DC and Marvel Comics were going head to head for readership and control of the market. The winner? The fans of course. Readers got Titles such as; The Flash, Justice League of America, the Fantastic Four and we saw the first appearance of Spider-Man in Amazing Fantasy #15.
Many Super Heroes were revived during the Silver Age, their stories and history were often re-worked for the new age they were in. It was in the mid-1960's that DC made a decision that I think was very smart. They established a rule that the Characters of the Golden Age of Comics were part of a parallel time line. They were part of Earth-Two. The Silver Age Comics took place on Earth-One. I for one am a big fan of continuity. I have been frustrated a number of times when the origin of my favorite titles have changed over time.

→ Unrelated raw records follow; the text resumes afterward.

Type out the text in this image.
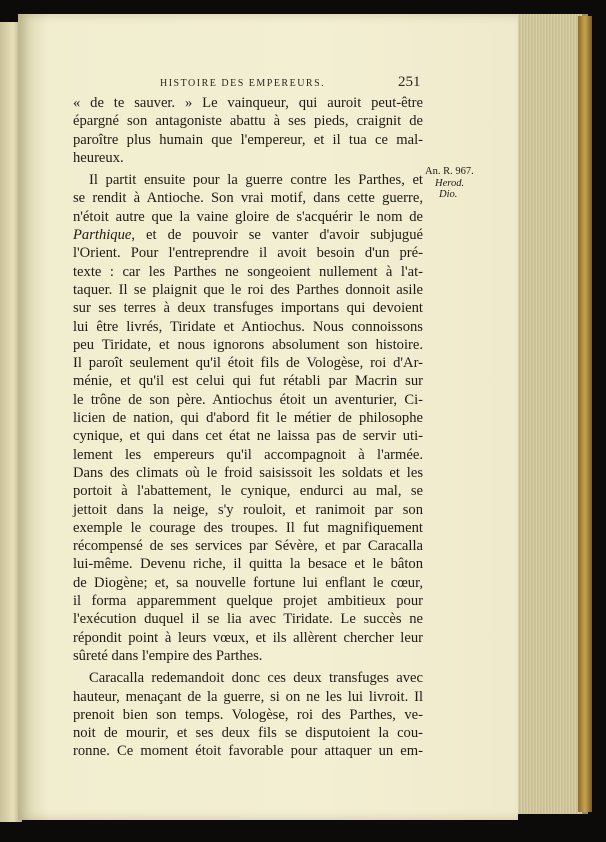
HISTOIRE DES EMPEREURS.	251
« de te sauver. » Le vainqueur, qui auroit peut-être
épargné son antagoniste abattu à ses pieds, craignit de
paroître plus humain que l'empereur, et il tua ce mal-
heureux.
Il partit ensuite pour la guerre contre les Parthes, et
se rendit à Antioche. Son vrai motif, dans cette guerre,
n'étoit autre que la vaine gloire de s'acquérir le nom de
Parthique, et de pouvoir se vanter d'avoir subjugué
l'Orient. Pour l'entreprendre il avoit besoin d'un pré-
texte : car les Parthes ne songeoient nullement à l'at-
taquer. Il se plaignit que le roi des Parthes donnoit asile
sur ses terres à deux transfuges importans qui devoient
lui être livrés, Tiridate et Antiochus. Nous connoissons
peu Tiridate, et nous ignorons absolument son histoire.
Il paroît seulement qu'il étoit fils de Vologèse, roi d'Ar-
ménie, et qu'il est celui qui fut rétabli par Macrin sur
le trône de son père. Antiochus étoit un aventurier, Ci-
licien de nation, qui d'abord fit le métier de philosophe
cynique, et qui dans cet état ne laissa pas de servir uti-
lement les empereurs qu'il accompagnoit à l'armée.
Dans des climats où le froid saisissoit les soldats et les
portoit à l'abattement, le cynique, endurci au mal, se
jettoit dans la neige, s'y rouloit, et ranimoit par son
exemple le courage des troupes. Il fut magnifiquement
récompensé de ses services par Sévère, et par Caracalla
lui-même. Devenu riche, il quitta la besace et le bâton
de Diogène; et, sa nouvelle fortune lui enflant le cœur,
il forma apparemment quelque projet ambitieux pour
l'exécution duquel il se lia avec Tiridate. Le succès ne
répondit point à leurs vœux, et ils allèrent chercher leur
sûreté dans l'empire des Parthes.
Caracalla redemandoit donc ces deux transfuges avec
hauteur, menaçant de la guerre, si on ne les lui livroit. Il
prenoit bien son temps. Vologèse, roi des Parthes, ve-
noit de mourir, et ses deux fils se disputoient la cou-
ronne. Ce moment étoit favorable pour attaquer un em-
An. R. 967.
Herod.
Dio.
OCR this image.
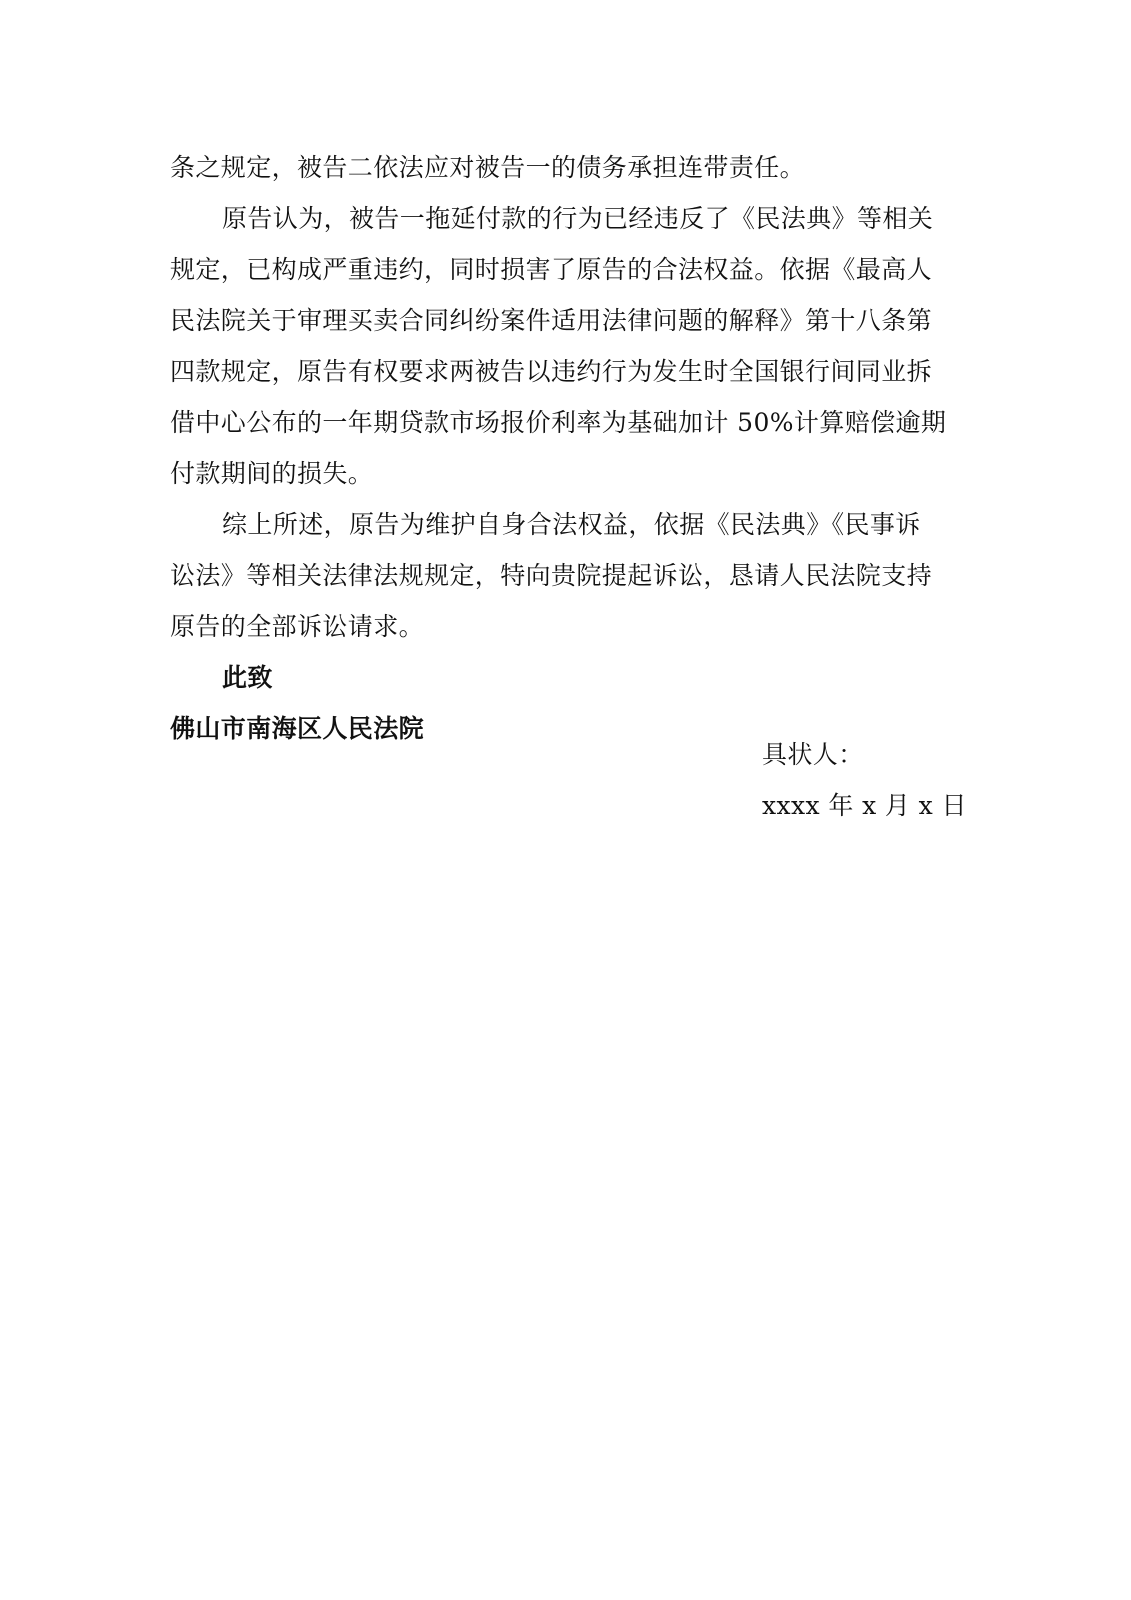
条之规定，被告二依法应对被告一的债务承担连带责任。
原告认为，被告一拖延付款的行为已经违反了《民法典》等相关
规定，已构成严重违约，同时损害了原告的合法权益。依据《最高人
民法院关于审理买卖合同纠纷案件适用法律问题的解释》第十八条第
四款规定，原告有权要求两被告以违约行为发生时全国银行间同业拆
借中心公布的一年期贷款市场报价利率为基础加计 50%计算赔偿逾期
付款期间的损失。
综上所述，原告为维护自身合法权益，依据《民法典》《民事诉
讼法》等相关法律法规规定，特向贵院提起诉讼，恳请人民法院支持
原告的全部诉讼请求。
此致
佛山市南海区人民法院
具状人：
xxxx 年 x 月 x 日
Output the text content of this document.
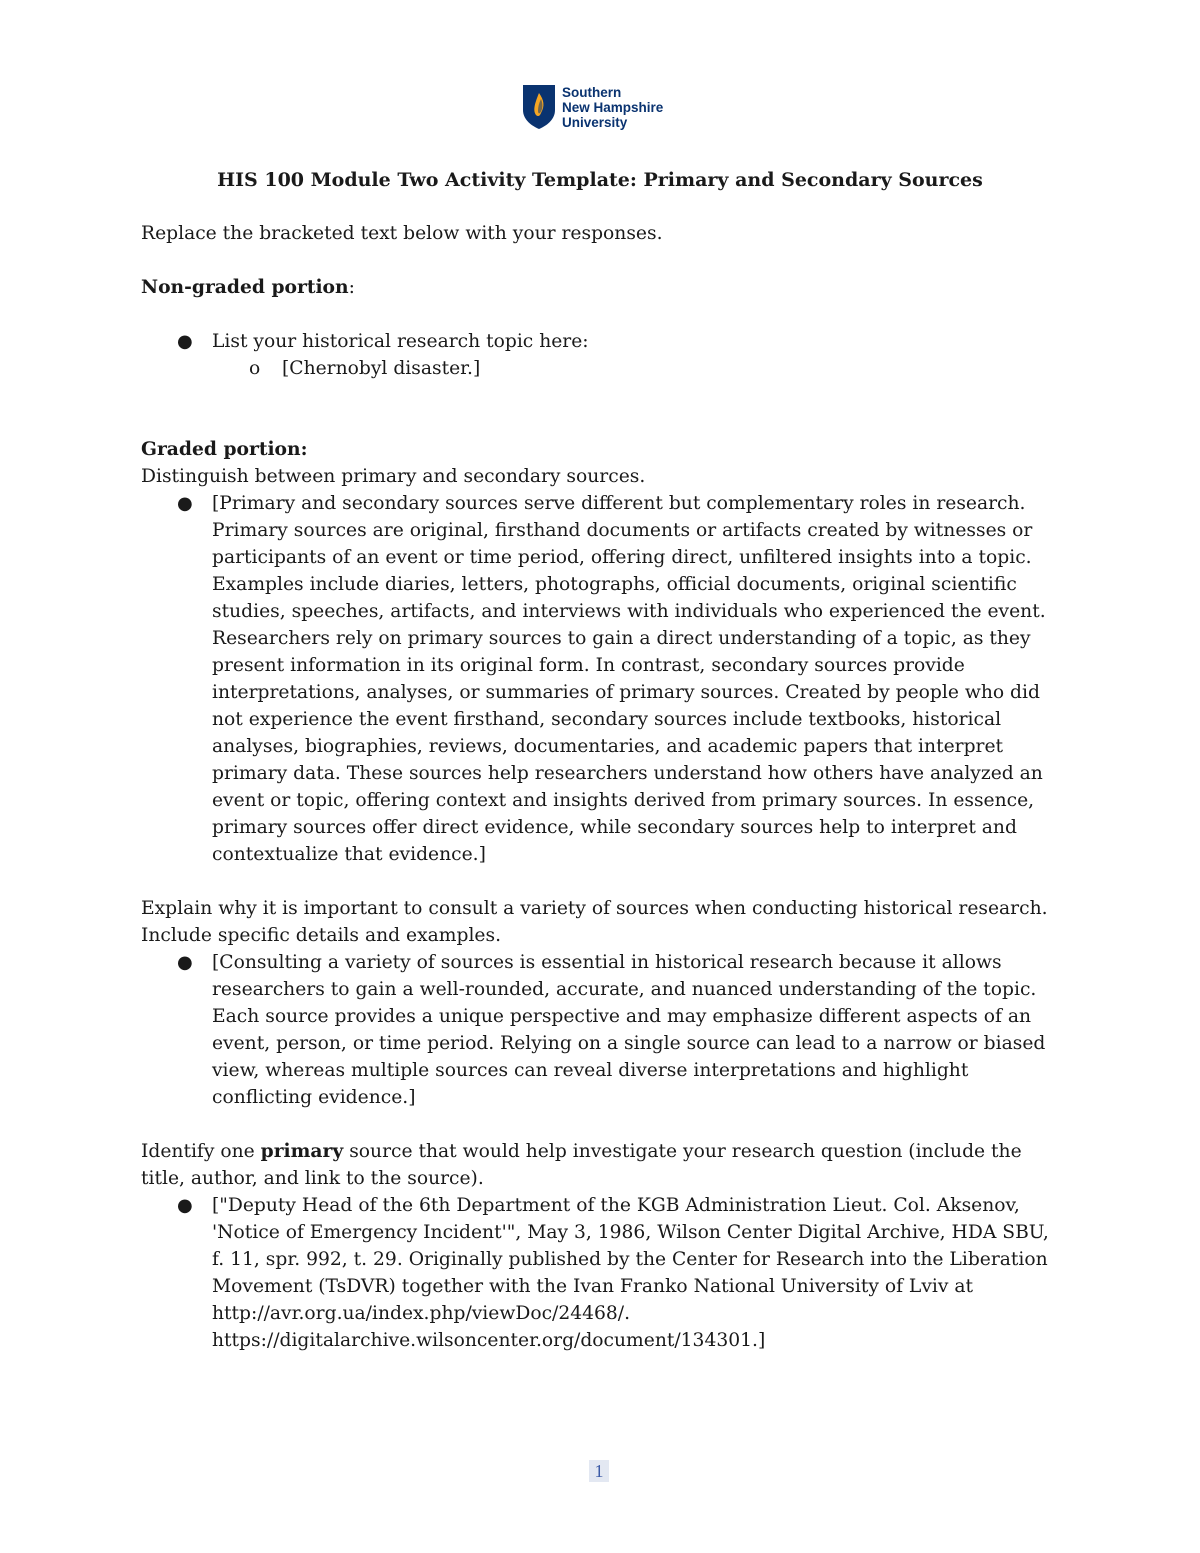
Southern
New Hampshire
University
HIS 100 Module Two Activity Template: Primary and Secondary Sources

Replace the bracketed text below with your responses.

Non-graded portion:

● List your historical research topic here:
o [Chernobyl disaster.]

Graded portion:

Distinguish between primary and secondary sources.

● [Primary and secondary sources serve different but complementary roles in research. Primary sources are original, firsthand documents or artifacts created by witnesses or participants of an event or time period, offering direct, unfiltered insights into a topic. Examples include diaries, letters, photographs, official documents, original scientific studies, speeches, artifacts, and interviews with individuals who experienced the event. Researchers rely on primary sources to gain a direct understanding of a topic, as they present information in its original form. In contrast, secondary sources provide interpretations, analyses, or summaries of primary sources. Created by people who did not experience the event firsthand, secondary sources include textbooks, historical analyses, biographies, reviews, documentaries, and academic papers that interpret primary data. These sources help researchers understand how others have analyzed an event or topic, offering context and insights derived from primary sources. In essence, primary sources offer direct evidence, while secondary sources help to interpret and contextualize that evidence.]

Explain why it is important to consult a variety of sources when conducting historical research. Include specific details and examples.

● [Consulting a variety of sources is essential in historical research because it allows researchers to gain a well-rounded, accurate, and nuanced understanding of the topic. Each source provides a unique perspective and may emphasize different aspects of an event, person, or time period. Relying on a single source can lead to a narrow or biased view, whereas multiple sources can reveal diverse interpretations and highlight conflicting evidence.]

Identify one primary source that would help investigate your research question (include the title, author, and link to the source).

● ["Deputy Head of the 6th Department of the KGB Administration Lieut. Col. Aksenov, 'Notice of Emergency Incident'", May 3, 1986, Wilson Center Digital Archive, HDA SBU, f. 11, spr. 992, t. 29. Originally published by the Center for Research into the Liberation Movement (TsDVR) together with the Ivan Franko National University of Lviv at http://avr.org.ua/index.php/viewDoc/24468/. https://digitalarchive.wilsoncenter.org/document/134301.]
1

Marvel Comics, brought a reality to many comic titles. Their Characters had problems and doubts. This strategy made the characters and stories more real to many readers. All of a sudden readers could actually connect to their heroes. Look at Peter Parker, a teenager who has self-doubt and had to deal with problems every teenager has to go through. During this time Stan Lee was the Editor for Marvel and he worked very closely with his creative teams.
Titles such as Spider-Man, the X-Men and Hulk all debuted during the Silver Age of Comic Books. The origin stories of many titles became very science oriented. Differing from the Magic of many Golden Age Comics. College aged fans grew during these years of social upheaval and the youth counter culture. I remember an interview of Stan Lee's where he recalled this time period. Marvel, was getting things right on and the readers were on board. DC, was a larger Comic Book company and slower to adapt, there was some what of a creative drought towards the later part of the 1960's.
Comic Books were no longer just children's stories. Those first readers of Comic Books had grown up and introduced their children to the new comic books of the era. The Silver Age of Comic Books also brought forth a new kind of comic books and comic creators. Underground Comix, started to show up and there was a market for them. Also the rise of Pop Art came during this time. Interesting point was that the best selling comic book of 1969 was "Archie". As the 1970's came in the Silver Age of Comics is said to of rapped up. Some identify the transition of creative teams on the Green Lantern comic book as a distinct marker of the end of the Silver Age of Comic Books.
Following the Silver Age of Comic Books was the Bronze Age of Comics. After that the Modern Age of Comic Books rolled in.